Fato um: tanto maior a complexidade do objeto, maior sua bagagem material. Fato dois: os impactos do numérico dilaceram os recursos renováveis e consomem-se na infraestrutura de cabos e fios ligando cidades, países, territórios, mares, montanhas. Pitron é cético: o numérico é um fardo na transição ecológica; destrói o planeta. Durante muito tempo, diz, a ideia de uma indústria numérica limpa, porque imaterial, dominou os espíritos.

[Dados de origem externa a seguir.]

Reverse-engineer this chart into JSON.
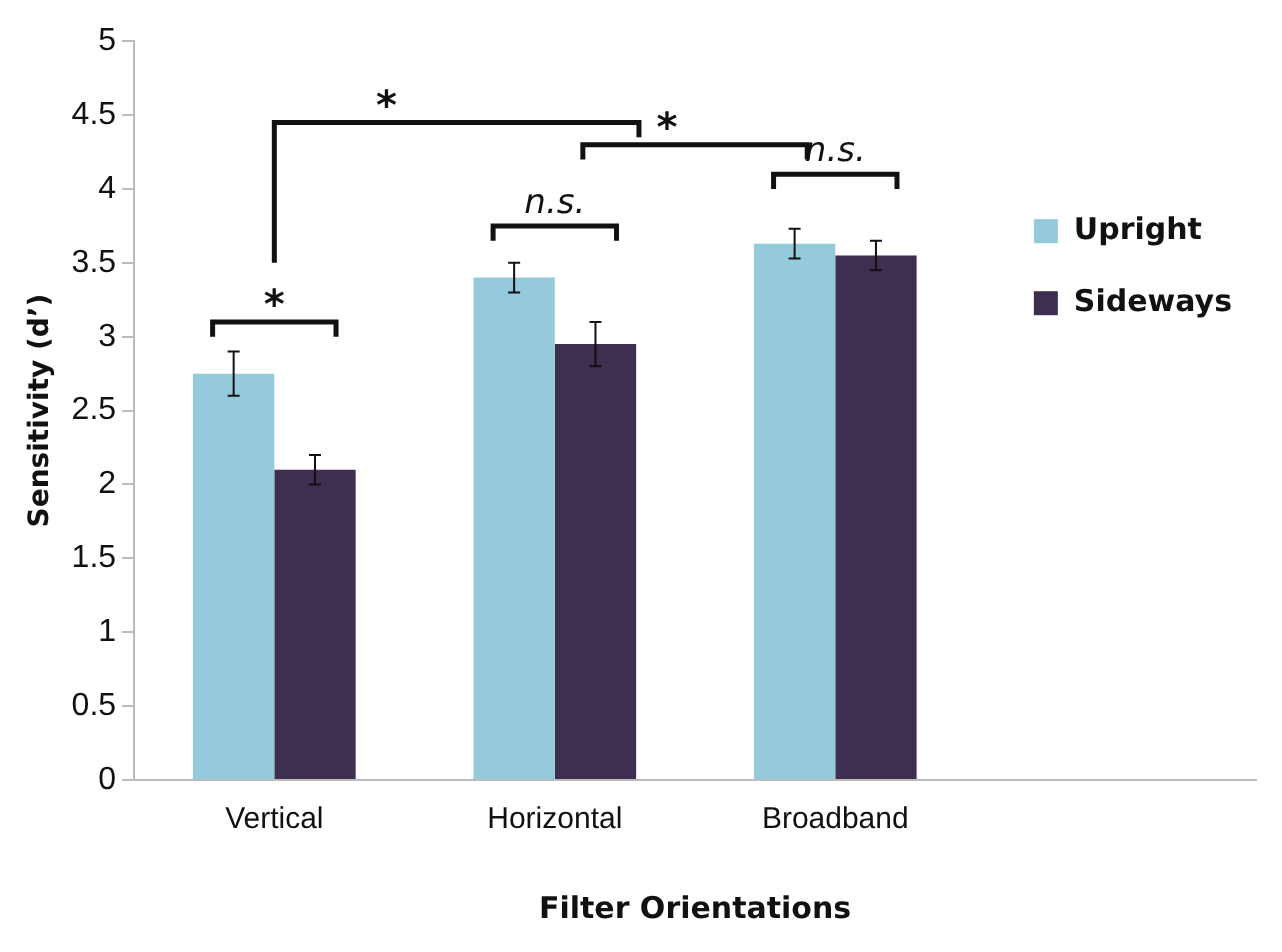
{
  "chart_data": {
    "type": "bar",
    "xlabel": "Filter Orientations",
    "ylabel": "Sensitivity (d’)",
    "categories": [
      "Vertical",
      "Horizontal",
      "Broadband",
      null
    ],
    "series": [
      {
        "name": "Upright",
        "color": "#94cadc",
        "values": [
          2.75,
          3.4,
          3.63,
          null
        ],
        "errors": [
          0.15,
          0.1,
          0.1,
          null
        ]
      },
      {
        "name": "Sideways",
        "color": "#3e2f50",
        "values": [
          2.1,
          2.95,
          3.55,
          null
        ],
        "errors": [
          0.1,
          0.15,
          0.1,
          null
        ]
      }
    ],
    "ylim": [
      0,
      5
    ],
    "yticks": [
      0,
      0.5,
      1,
      1.5,
      2,
      2.5,
      3,
      3.5,
      4,
      4.5,
      5
    ],
    "grid": false,
    "legend": "top right",
    "annotations": [
      "*",
      "n.s.",
      "n.s.",
      "*",
      "*"
    ]
  }
}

O próprio Vale do Silício pareceu aliar-se à luta. “Essa ilusão dissipa-se… A poluição digital é colossal, e é ela que cresce mais rapidamente”.

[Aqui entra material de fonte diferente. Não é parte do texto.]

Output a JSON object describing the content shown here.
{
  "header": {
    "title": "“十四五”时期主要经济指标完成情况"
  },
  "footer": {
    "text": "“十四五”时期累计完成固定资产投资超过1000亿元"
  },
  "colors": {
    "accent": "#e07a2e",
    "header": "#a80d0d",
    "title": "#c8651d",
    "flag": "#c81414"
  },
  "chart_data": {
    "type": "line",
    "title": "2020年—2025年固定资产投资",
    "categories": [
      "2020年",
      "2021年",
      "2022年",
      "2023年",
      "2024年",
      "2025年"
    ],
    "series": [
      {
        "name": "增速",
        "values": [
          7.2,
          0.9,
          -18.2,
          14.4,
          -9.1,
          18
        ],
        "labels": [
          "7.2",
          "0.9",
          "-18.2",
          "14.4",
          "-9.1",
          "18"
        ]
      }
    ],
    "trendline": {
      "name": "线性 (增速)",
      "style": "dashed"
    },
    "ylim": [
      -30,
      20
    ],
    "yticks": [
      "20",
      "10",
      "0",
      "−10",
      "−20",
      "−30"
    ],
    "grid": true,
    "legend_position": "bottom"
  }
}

O elemento terras raras ganha maior espaço, como fator de nova dependência, se é que o mundo está mesmo se emancipando das energias fósseis. São recursos cada vez mais indispensáveis à gula da “nova sociedade ecológica”. Custos dramáticos, porquanto impossível imaginar qualquer peça da moderna tecnologia sem eles. O automóvel será, talvez, o que mais os consome. E o que dizer dos smartphones e computadores? Embora abundantes (o termo raro é errôneo, reafirmam os pesquisadores), são de extração complexa, porque incrustados em outros minérios.
No início deste século, a China ganhou o primeiro lugar como produtor mundial. Austrália, Brasil, Cazaquistão, Malásia, Rússia, África do Sul, Estados Unidos seguem. A China detém o monopólio e ditou preços de 2009 a 2011, bem como cotas de exportação. Em 2017, o Brasil chegou ao segundo lugar em reservas mundiais (3,5 bilhões de toneladas dos lantanídeos), junto com o Vietnã e Rússia. Mas a demanda vem crescendo a uns 10% ao ano. Ou seja, conflito comercial visível entre os grandes do mercado: China e Estados Unidos. A desmaterialização ao abrigo da tecnologia, segundo Pitron, nada é senão “materializar de outra forma”.
Cena metaverso. Visão 2021 do Facebook, rede de mídia social braço da empresa Meta Platforms, que comemora seus sete anos com 3 bilhões de usuários. Acesso diário de 50% em média. Gratuito. Anúncios sustentam a empresa no site. O ímã ainda é Mark Zuckerberg, idealizador e cofundador, com uma história que oscila entre o fazer rápido e romper com a norma. Estudante, violou a política de Harvard para angariar recursos ao Facemash universitário. Vingou o sucedâneo e ora global TheFacebook.com.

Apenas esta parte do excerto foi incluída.